The match was tense throughout. Both players won games. Both had endgame errors. At the start of Game 14, the match score was 6.5-6.5, tied with one game remaining.

Game 14: the decisive moment

Game 14 was a rook endgame. Long, technical, grinding. Gukesh had been pressing for advantage through the middle game, and the position going into the endgame was objectively balanced. With precise play from both sides, a draw looked the most likely result.

Then, on move 55, Ding played 55.Rf2.

The move was a blunder. It allowed Gukesh to trade rooks and reach a king-and-pawn ending that was structurally winning. In post-game analysis, no defensive path was found from that position. Ding saw it too. He played on until move 58, then resigned.

Gukesh became the World Chess Champion.

At 18 years and 6 months old, he broke Garry Kasparov’s record by more than four years. Kasparov won his first world title in 1985 at 22 years and 7 months. That record had stood for 39 years.

In Chennai, the reaction was immediate. In the hours after the match, Gukesh’s name trended across Indian social media at a scale that chess had never produced in the country. It was the moment that made India’s chess boom impossible to ignore.

The final match score: Gukesh 7.5, Ding Liren 6.5.


Major tournament record

YearTournamentResult
2018World Youth Championship (U-12)1st
2019FIDE Grandmaster titleAwarded (age 12)
2024FIDE Candidates Tournament, Toronto1st, 9/14
2024Chess Olympiad (Team India)Team gold + individual gold
2024World Chess Championship, SingaporeWinner, 7.5-6.5 vs. Ding Liren
2025Tata Steel Chess 2025Tied 1st with Pragg (8.5/13); lost tiebreak
2025Norway Chess 20253rd, 14.5 points
2026Tata Steel Chess 202610th, 6.5/13

2025: a year as world champion

Gukesh spent 2025 defending his status at the top of the game while adjusting to being the most scrutinised player in Indian sports. His results were strong if not dominant. A tied first at Tata Steel 2025 with Praggnanandhaa underlined that the race inside India’s top chess players is genuine. Third at Norway Chess 2025 showed he remains a top-five force in the strongest classical tournaments.

The Chess Olympiad 2024 gold capped a year that no Indian chess player had ever matched: Candidates winner, World Champion, Olympiad gold medallist in the same calendar year.

2026 Tata Steel

The 2026 edition at Wijk aan Zee showed a more vulnerable Gukesh. Finishing 10th in a field he would normally contend in pointed to preparation adjustments likely needed before his title defence. Rating dropped from his peak of 2794 to 2754 in three months. The FIDE rating correction in March 2026, which briefly took him out of the top 10 before being reversed, added unnecessary noise to a tournament cycle where focus matters most.

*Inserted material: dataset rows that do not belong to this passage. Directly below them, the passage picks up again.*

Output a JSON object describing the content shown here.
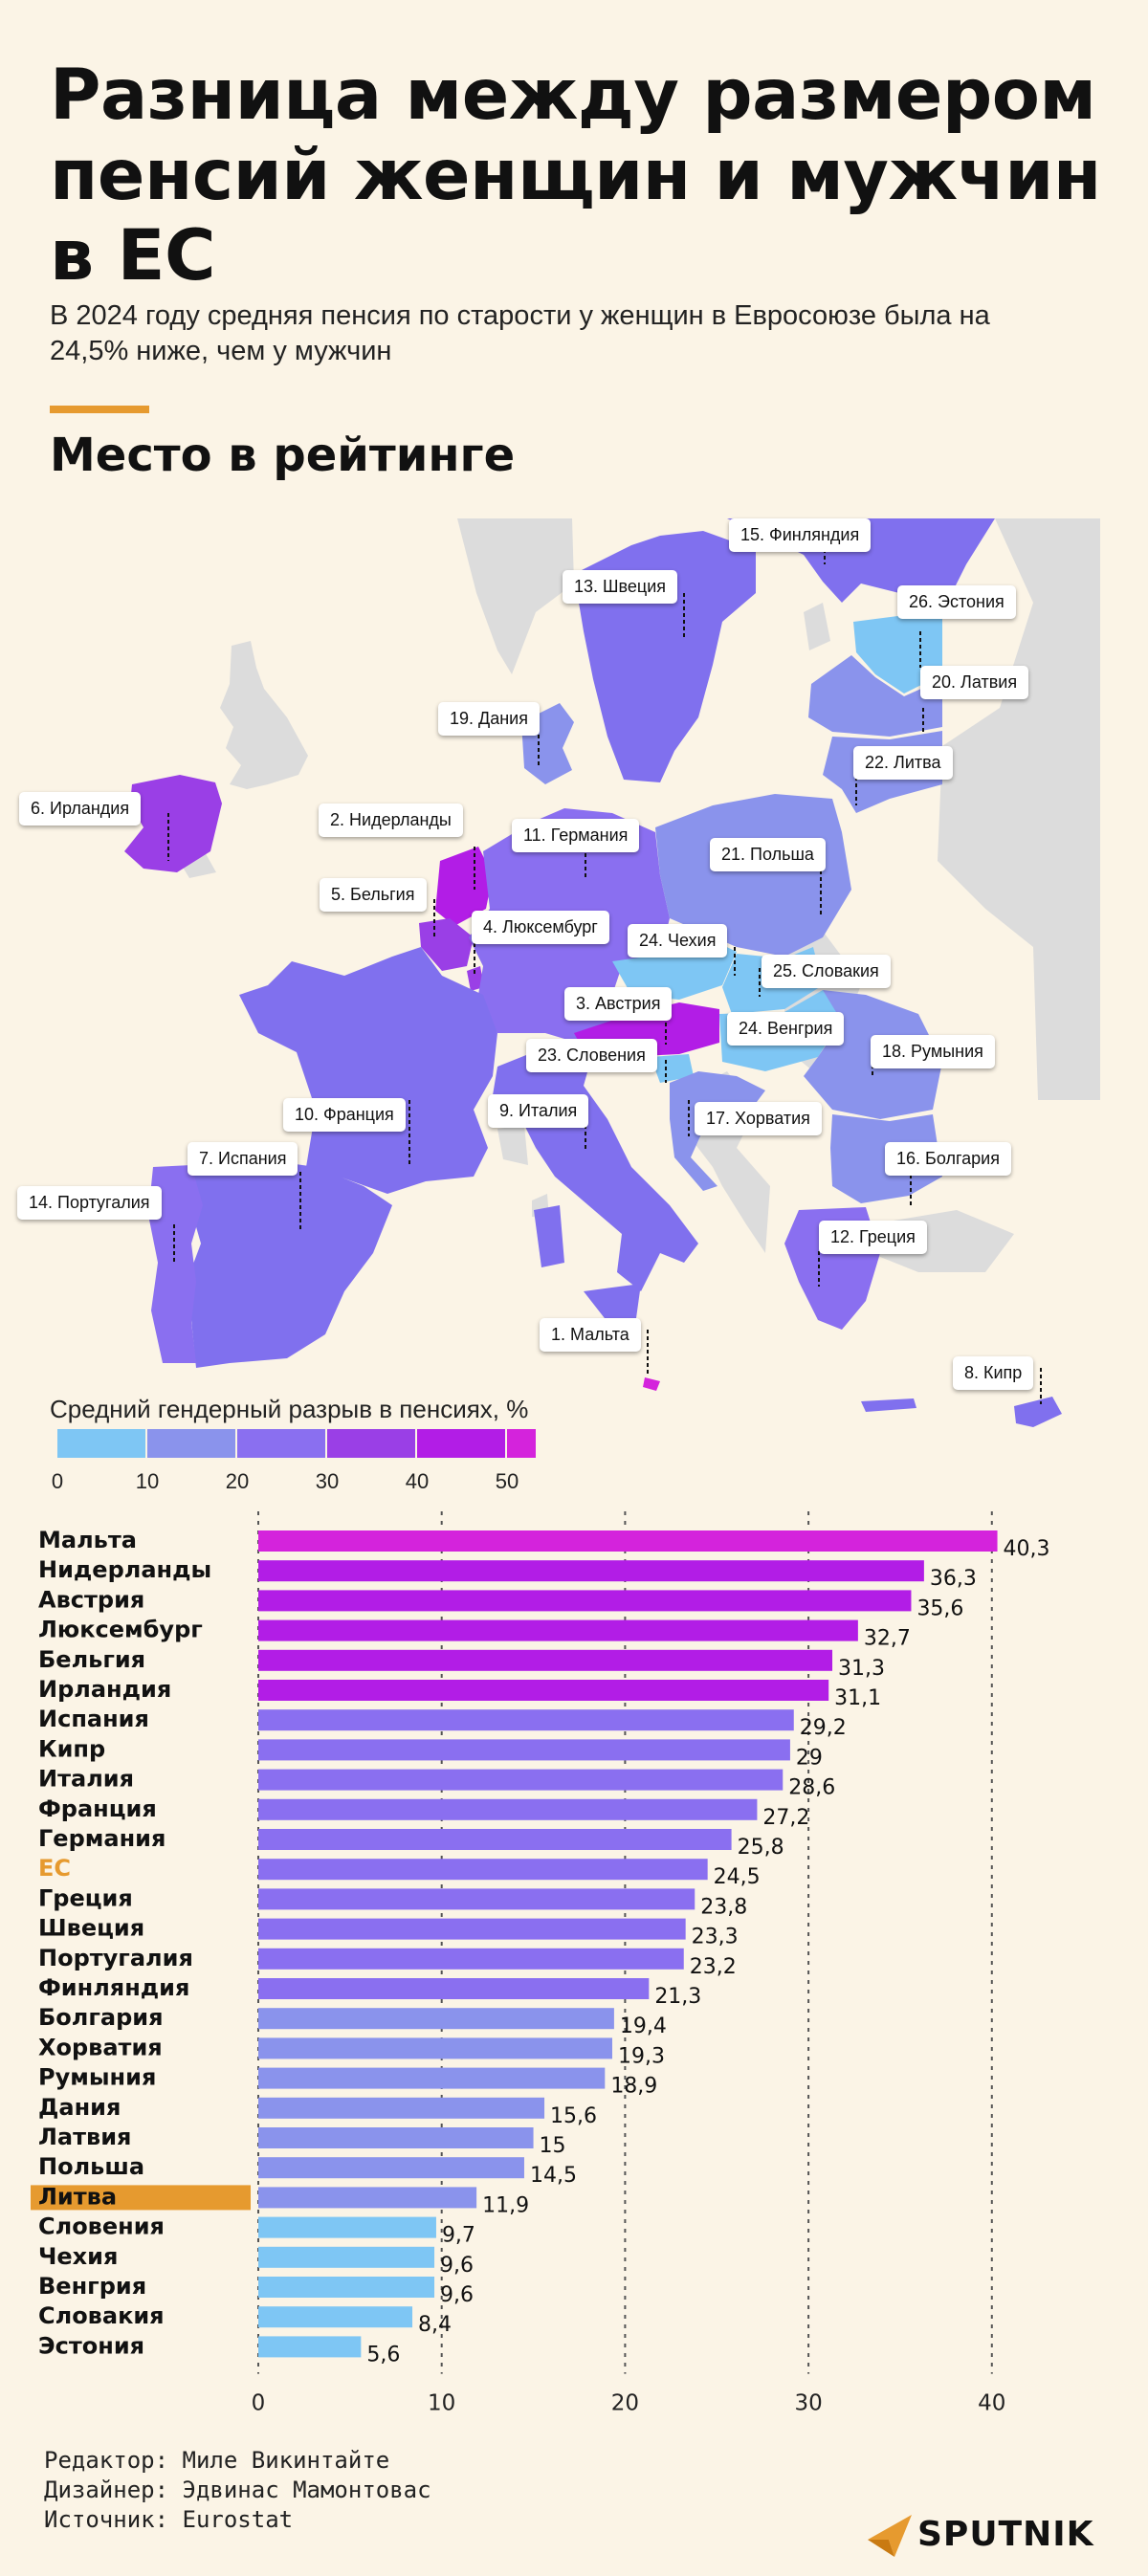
{
  "title": "Разница между размером пенсий женщин и мужчин в ЕС",
  "subtitle": "В 2024 году средняя пенсия по старости у женщин в Евросоюзе была на 24,5% ниже, чем у мужчин",
  "section_title": "Место в рейтинге",
  "map_labels": [
    {
      "text": "15. Финляндия",
      "value": 21.3
    },
    {
      "text": "13. Швеция",
      "value": 23.3
    },
    {
      "text": "26. Эстония",
      "value": 5.6
    },
    {
      "text": "20. Латвия",
      "value": 15
    },
    {
      "text": "19. Дания",
      "value": 15.6
    },
    {
      "text": "22. Литва",
      "value": 11.9
    },
    {
      "text": "6. Ирландия",
      "value": 31.1
    },
    {
      "text": "2. Нидерланды",
      "value": 36.3
    },
    {
      "text": "11. Германия",
      "value": 25.8
    },
    {
      "text": "21. Польша",
      "value": 14.5
    },
    {
      "text": "5. Бельгия",
      "value": 31.3
    },
    {
      "text": "4. Люксембург",
      "value": 32.7
    },
    {
      "text": "24. Чехия",
      "value": 9.6
    },
    {
      "text": "25. Словакия",
      "value": 8.4
    },
    {
      "text": "3. Австрия",
      "value": 35.6
    },
    {
      "text": "24. Венгрия",
      "value": 9.6
    },
    {
      "text": "18. Румыния",
      "value": 18.9
    },
    {
      "text": "23. Словения",
      "value": 9.7
    },
    {
      "text": "17. Хорватия",
      "value": 19.3
    },
    {
      "text": "10. Франция",
      "value": 27.2
    },
    {
      "text": "9. Италия",
      "value": 28.6
    },
    {
      "text": "16. Болгария",
      "value": 19.4
    },
    {
      "text": "7. Испания",
      "value": 29.2
    },
    {
      "text": "14. Португалия",
      "value": 23.2
    },
    {
      "text": "12. Греция",
      "value": 23.8
    },
    {
      "text": "1. Мальта",
      "value": 40.3
    },
    {
      "text": "8. Кипр",
      "value": 29
    }
  ],
  "legend": {
    "title": "Средний гендерный разрыв в пенсиях, %",
    "ticks": [
      "0",
      "10",
      "20",
      "30",
      "40",
      "50"
    ],
    "colors": [
      "#7ec6f4",
      "#8a93ec",
      "#8a6ff0",
      "#9a3fe6",
      "#b21de6",
      "#d423dc"
    ]
  },
  "colors": {
    "eu_label": "#e69a2f",
    "highlight_bg": "#e69a2f",
    "non_eu": "#dcdcdc"
  },
  "chart_data": {
    "type": "bar",
    "orientation": "horizontal",
    "title": "Средний гендерный разрыв в пенсиях, %",
    "categories": [
      "Мальта",
      "Нидерланды",
      "Австрия",
      "Люксембург",
      "Бельгия",
      "Ирландия",
      "Испания",
      "Кипр",
      "Италия",
      "Франция",
      "Германия",
      "ЕС",
      "Греция",
      "Швеция",
      "Португалия",
      "Финляндия",
      "Болгария",
      "Хорватия",
      "Румыния",
      "Дания",
      "Латвия",
      "Польша",
      "Литва",
      "Словения",
      "Чехия",
      "Венгрия",
      "Словакия",
      "Эстония"
    ],
    "values": [
      40.3,
      36.3,
      35.6,
      32.7,
      31.3,
      31.1,
      29.2,
      29,
      28.6,
      27.2,
      25.8,
      24.5,
      23.8,
      23.3,
      23.2,
      21.3,
      19.4,
      19.3,
      18.9,
      15.6,
      15,
      14.5,
      11.9,
      9.7,
      9.6,
      9.6,
      8.4,
      5.6
    ],
    "value_labels": [
      "40,3",
      "36,3",
      "35,6",
      "32,7",
      "31,3",
      "31,1",
      "29,2",
      "29",
      "28,6",
      "27,2",
      "25,8",
      "24,5",
      "23,8",
      "23,3",
      "23,2",
      "21,3",
      "19,4",
      "19,3",
      "18,9",
      "15,6",
      "15",
      "14,5",
      "11,9",
      "9,7",
      "9,6",
      "9,6",
      "8,4",
      "5,6"
    ],
    "xlim": [
      0,
      40
    ],
    "xticks": [
      "0",
      "10",
      "20",
      "30",
      "40"
    ],
    "eu_label": "ЕС",
    "highlighted": "Литва"
  },
  "credits": {
    "editor": "Редактор: Миле Викинтайте",
    "designer": "Дизайнер: Эдвинас Мамонтовас",
    "source": "Источник: Eurostat"
  },
  "logo": "SPUTNIK"
}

Records held by Gukesh Dommaraju


What’s next: defending the title in 2026

The World Chess Championship 2026 will see Gukesh defend his title against the winner of the FIDE Candidates Tournament 2026, which runs March 28 to April 16 in Cyprus. The field includes Hikaru Nakamura, Fabiano Caruana, Praggnanandhaa, Anish Giri, Wei Yi, and others. The challenger will be determined by mid-April.

Gukesh will be 20 years old when he defends. Kasparov defended his title at 22. Fischer won his at 29. Anand first won his at 35. Gukesh is operating on a timeline that has no real precedent.

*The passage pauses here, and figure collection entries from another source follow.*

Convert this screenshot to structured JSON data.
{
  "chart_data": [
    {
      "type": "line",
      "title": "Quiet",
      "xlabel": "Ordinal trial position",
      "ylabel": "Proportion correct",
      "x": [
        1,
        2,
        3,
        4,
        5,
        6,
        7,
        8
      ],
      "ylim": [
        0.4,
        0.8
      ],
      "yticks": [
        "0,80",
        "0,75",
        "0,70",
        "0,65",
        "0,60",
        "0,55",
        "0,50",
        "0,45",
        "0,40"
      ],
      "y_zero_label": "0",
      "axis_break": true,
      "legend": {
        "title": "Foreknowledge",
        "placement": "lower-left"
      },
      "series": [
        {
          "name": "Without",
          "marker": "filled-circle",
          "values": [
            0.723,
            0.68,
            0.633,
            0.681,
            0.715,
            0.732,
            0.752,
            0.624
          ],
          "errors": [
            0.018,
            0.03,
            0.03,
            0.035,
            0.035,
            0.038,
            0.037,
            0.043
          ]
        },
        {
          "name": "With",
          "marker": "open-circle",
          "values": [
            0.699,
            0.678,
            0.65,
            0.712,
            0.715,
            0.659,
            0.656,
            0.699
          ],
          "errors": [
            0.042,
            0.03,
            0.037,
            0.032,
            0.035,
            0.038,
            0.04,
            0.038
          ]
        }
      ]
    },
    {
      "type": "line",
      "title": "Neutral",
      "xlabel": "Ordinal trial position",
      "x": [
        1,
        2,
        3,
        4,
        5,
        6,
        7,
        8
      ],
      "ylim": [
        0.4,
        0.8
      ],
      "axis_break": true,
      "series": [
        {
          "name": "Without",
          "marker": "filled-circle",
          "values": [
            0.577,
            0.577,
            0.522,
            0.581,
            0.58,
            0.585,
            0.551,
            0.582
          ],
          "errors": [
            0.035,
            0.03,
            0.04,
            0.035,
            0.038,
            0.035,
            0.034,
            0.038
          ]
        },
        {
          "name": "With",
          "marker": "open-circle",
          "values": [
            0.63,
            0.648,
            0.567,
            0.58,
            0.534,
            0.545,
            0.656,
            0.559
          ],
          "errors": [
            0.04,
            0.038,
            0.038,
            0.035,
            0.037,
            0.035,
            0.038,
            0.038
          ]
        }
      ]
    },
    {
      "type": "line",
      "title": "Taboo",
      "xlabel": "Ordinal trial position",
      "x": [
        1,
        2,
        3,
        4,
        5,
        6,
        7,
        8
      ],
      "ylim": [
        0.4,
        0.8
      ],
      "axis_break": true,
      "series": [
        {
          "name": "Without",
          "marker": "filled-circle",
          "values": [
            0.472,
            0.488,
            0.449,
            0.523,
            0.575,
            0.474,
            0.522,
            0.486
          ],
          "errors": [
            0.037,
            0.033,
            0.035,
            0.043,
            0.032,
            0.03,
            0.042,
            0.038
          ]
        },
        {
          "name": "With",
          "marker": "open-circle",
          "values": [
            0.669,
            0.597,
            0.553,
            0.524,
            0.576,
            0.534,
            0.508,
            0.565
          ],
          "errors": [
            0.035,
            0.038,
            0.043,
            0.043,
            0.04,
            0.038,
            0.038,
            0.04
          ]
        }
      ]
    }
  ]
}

Beyond the championship, Gukesh’s 2026 schedule includes Norway Chess in May-June and likely the Grand Chess Tour circuit. His goal, by his own stated standard, is to return to and surpass his 2794 peak rating. After the Tata Steel dip, that requires a strong spring run.

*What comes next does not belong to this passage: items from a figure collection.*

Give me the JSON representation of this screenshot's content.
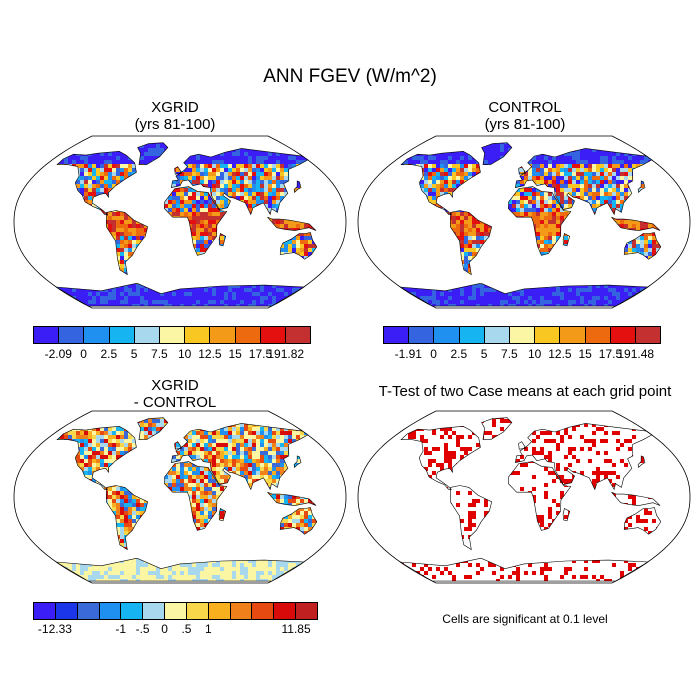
{
  "figure": {
    "title": "ANN FGEV (W/m^2)"
  },
  "panels": [
    {
      "id": "xgrid",
      "title_line1": "XGRID",
      "title_line2": "(yrs 81-100)",
      "colorbar": {
        "colors": [
          "#3b1ef5",
          "#3464e0",
          "#1f8ff0",
          "#16b4f0",
          "#a8d8ee",
          "#fbf6a4",
          "#f8c722",
          "#f39a18",
          "#ee6a0e",
          "#e41010",
          "#c43030"
        ],
        "tick_labels": [
          "-2.09",
          "0",
          "2.5",
          "5",
          "7.5",
          "10",
          "12.5",
          "15",
          "17.5",
          "191.82"
        ]
      }
    },
    {
      "id": "control",
      "title_line1": "CONTROL",
      "title_line2": "(yrs 81-100)",
      "colorbar": {
        "colors": [
          "#3b1ef5",
          "#3464e0",
          "#1f8ff0",
          "#16b4f0",
          "#a8d8ee",
          "#fbf6a4",
          "#f8c722",
          "#f39a18",
          "#ee6a0e",
          "#e41010",
          "#c43030"
        ],
        "tick_labels": [
          "-1.91",
          "0",
          "2.5",
          "5",
          "7.5",
          "10",
          "12.5",
          "15",
          "17.5",
          "191.48"
        ]
      }
    },
    {
      "id": "difference",
      "title_line1": "XGRID",
      "title_line2": "- CONTROL",
      "colorbar": {
        "colors": [
          "#3b1ef5",
          "#1a36e8",
          "#3a6ad8",
          "#1f8ff0",
          "#16b4f0",
          "#a8d8ee",
          "#fbf6a4",
          "#f8d74a",
          "#f8b01e",
          "#f0801a",
          "#e64a10",
          "#d80a0a",
          "#c02020"
        ],
        "tick_labels": [
          "-12.33",
          "-1",
          "-.5",
          "0",
          ".5",
          "1",
          "11.85"
        ]
      }
    },
    {
      "id": "ttest",
      "title_line1": "T-Test of two Case means at each grid point",
      "note": "Cells are significant at 0.1 level",
      "significant_color": "#e00000"
    }
  ]
}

He has done exactly that before.


Follow Gukesh Dommaraju live

Every tournament Gukesh plays is covered on Shatranj Live with real-time standings, round-by-round results, and game replay. No account required.

For Gukesh’s official FIDE profile and complete rating history, see ratings.fide.com/profile/46616543.


Summary

Gukesh Dommaraju (FIDE 2754, GM, India) is the reigning World Chess Champion and the youngest in history. He won the 2024 Candidates Tournament at 17, defeating Ding Liren in the WCC final match at 18. His career record includes a Chess Olympiad team and individual gold, multiple supertournament podiums, and a set of age-based FIDE records that are unlikely to be broken soon.

The next chapter is a title defence in late 2026. The challenger is still being decided in Cyprus.